What’s “bleed”?

What's Bleed? | Emily Layne Designs Blog

I run into this problem a lot. If you’re not in the printing world, you probably don’t know what bleed is.  I didn’t know what it was until I went to college and started my printing classes. I do think it’s important to explain though, especially if you’re creating your own artwork for invitations, greeting cards, flyers, or really any printed material. Even if you’re just shopping around and ordering printed products, it’s important to know some basic terminology.

Bleed is the outside area of the page where the artwork goes over the edge of the paper. So, why is this needed? Say you’re creating an invitation that has a red background on the entire sheet. Because the color goes all the way to the edge of the paper, you’ll need anywhere between 0.25″ and 0.125″ bleed on all four sides. The diagram below shows a 1/8″ bleed using the red line around the document.

What's bleed? | Emily Layne Designs Blog

Now, the next concept usually doesn’t register with people initially purely because we’re so used to pressing print on our home computer and spitting out a document or picture. Professional printing is much, much different. Let’s use our full bleed, red background invitation example. When a piece of paper goes through a printer or a printing press, the machine has to grip on to the paper to apply the ink. Because of this, ink cannot be placed in that area. So, to get a sheet of paper to have full color, you have to print on a larger sheet and trim it down.
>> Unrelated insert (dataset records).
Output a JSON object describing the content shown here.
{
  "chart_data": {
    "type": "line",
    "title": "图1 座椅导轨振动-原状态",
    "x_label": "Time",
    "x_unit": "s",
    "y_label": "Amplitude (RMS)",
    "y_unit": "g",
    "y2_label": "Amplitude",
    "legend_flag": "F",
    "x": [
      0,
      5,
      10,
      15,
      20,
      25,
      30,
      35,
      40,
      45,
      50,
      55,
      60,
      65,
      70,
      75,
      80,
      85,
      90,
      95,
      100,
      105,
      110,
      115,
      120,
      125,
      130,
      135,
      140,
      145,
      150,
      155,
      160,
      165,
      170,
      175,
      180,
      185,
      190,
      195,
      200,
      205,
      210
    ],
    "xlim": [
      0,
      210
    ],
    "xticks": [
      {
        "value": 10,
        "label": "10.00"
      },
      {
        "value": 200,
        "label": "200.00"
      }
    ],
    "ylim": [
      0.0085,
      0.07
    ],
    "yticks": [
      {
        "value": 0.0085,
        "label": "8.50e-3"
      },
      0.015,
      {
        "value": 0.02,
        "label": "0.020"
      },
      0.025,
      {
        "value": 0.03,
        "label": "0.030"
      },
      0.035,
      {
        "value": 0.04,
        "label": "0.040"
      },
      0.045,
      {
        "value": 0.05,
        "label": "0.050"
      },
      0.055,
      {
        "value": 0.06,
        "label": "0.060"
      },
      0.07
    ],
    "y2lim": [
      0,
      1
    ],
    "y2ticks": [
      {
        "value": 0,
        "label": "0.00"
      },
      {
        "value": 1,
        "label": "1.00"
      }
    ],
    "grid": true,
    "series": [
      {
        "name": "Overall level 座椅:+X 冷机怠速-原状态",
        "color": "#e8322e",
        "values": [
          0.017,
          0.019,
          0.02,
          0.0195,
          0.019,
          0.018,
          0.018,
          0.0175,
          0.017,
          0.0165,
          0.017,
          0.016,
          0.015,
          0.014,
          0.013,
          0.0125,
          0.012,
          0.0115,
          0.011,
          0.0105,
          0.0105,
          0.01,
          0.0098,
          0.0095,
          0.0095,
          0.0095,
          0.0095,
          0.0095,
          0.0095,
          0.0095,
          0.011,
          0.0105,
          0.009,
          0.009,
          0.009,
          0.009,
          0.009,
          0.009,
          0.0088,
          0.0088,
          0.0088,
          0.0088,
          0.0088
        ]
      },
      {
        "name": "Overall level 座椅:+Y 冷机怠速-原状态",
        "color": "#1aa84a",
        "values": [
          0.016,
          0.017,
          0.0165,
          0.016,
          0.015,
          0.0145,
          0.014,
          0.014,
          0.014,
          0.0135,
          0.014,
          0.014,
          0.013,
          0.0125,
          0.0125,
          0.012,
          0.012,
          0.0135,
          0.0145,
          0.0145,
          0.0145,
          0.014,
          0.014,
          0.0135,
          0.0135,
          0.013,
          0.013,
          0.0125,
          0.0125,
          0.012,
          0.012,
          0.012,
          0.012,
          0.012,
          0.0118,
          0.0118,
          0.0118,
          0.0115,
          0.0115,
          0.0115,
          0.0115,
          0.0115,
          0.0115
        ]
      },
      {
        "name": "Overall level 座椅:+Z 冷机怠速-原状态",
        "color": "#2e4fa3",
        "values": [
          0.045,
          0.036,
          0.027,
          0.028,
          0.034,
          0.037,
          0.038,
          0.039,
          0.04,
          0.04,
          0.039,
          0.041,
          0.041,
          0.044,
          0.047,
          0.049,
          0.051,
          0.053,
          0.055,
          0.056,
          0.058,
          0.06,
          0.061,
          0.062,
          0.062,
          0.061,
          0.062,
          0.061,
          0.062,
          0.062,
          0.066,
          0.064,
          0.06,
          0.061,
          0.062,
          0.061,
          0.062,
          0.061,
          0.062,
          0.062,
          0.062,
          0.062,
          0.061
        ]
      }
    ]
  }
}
So, if we have a 5″ x 7″ invitation with a full bleed red background, we’re probably going to print it on a 8.5″ x 11″ sheet with 2 invitations per sheet. (Laying out files on a larger sheet is called imposition and we’ll cover that topic another day!) Now you can print your invitations with 0.125″ bleed, trim it down and have a full color card!

Having bleed run off the sheet helps when trimming so you don’t have any white edges. Even though commercial cutting equipment can be very exact, it’s not perfect and having tiny white edges around your artwork is not pretty!

Keep this concept in mind when ordering any products you have to print yourself. Make sure your graphic designer ALWAYS sends you files with bleed if the artwork goes all the way to the edge of the paper! This will save you a ton of time and headache!